Everything in the simulation is in real time and distance. Every foot of the 18-mile loop is included in the design. As an operator, you normally have only the brakes to control the train during the descent. Too much braking stops the Switchback and too little braking allows speeds in excess of 65 mph, possibly causing a derailment.

At the Mount Pisgah and Mount Jefferson Planes, there is an additional controla speed control for ascending the plane that mimics the push provided by the barney car that raised the Switchback car using bands that revolved around an 28-foot diameter drum in the engine house at the top of each mountain.

Niehoff first learned about the Switchback when he was required to write a senior theme at Lehighton High School. His father suggested he write about the Switchback and took him to study the reference materials at the Dimmick Library.

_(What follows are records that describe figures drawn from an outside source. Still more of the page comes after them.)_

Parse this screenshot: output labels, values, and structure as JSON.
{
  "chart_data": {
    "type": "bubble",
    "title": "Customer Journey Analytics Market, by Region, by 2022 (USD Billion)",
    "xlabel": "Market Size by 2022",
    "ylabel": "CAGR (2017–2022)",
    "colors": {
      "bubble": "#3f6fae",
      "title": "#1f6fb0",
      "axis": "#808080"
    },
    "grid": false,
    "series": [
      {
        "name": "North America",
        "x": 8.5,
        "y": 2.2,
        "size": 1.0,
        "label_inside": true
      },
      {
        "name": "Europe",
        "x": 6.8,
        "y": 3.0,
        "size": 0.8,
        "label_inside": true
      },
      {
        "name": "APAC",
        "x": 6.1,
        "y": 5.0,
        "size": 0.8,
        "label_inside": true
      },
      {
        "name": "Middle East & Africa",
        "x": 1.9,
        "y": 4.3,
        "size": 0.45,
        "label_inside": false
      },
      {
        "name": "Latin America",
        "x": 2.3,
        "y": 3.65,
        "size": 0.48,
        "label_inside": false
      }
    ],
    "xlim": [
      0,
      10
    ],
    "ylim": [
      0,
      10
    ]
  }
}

Although he kept snapshot copies of postcard images of the Switchback, he didn’t meet anyone who knew about the Switchback until attending a Foundation meeting in 1992.

Niehoff is the engineering guru of the Switchback Foundation. He, with his wife Pat, built the 28-foot long operating model of the Switchback route on display at the Mauch Chunk Museum and is currently researching the Mount Jefferson barney design with plans to lay a design foundation for a replica barney for the developing Mt. Jefferson barney pit site at the intersection of Lentz Trail and Route 902.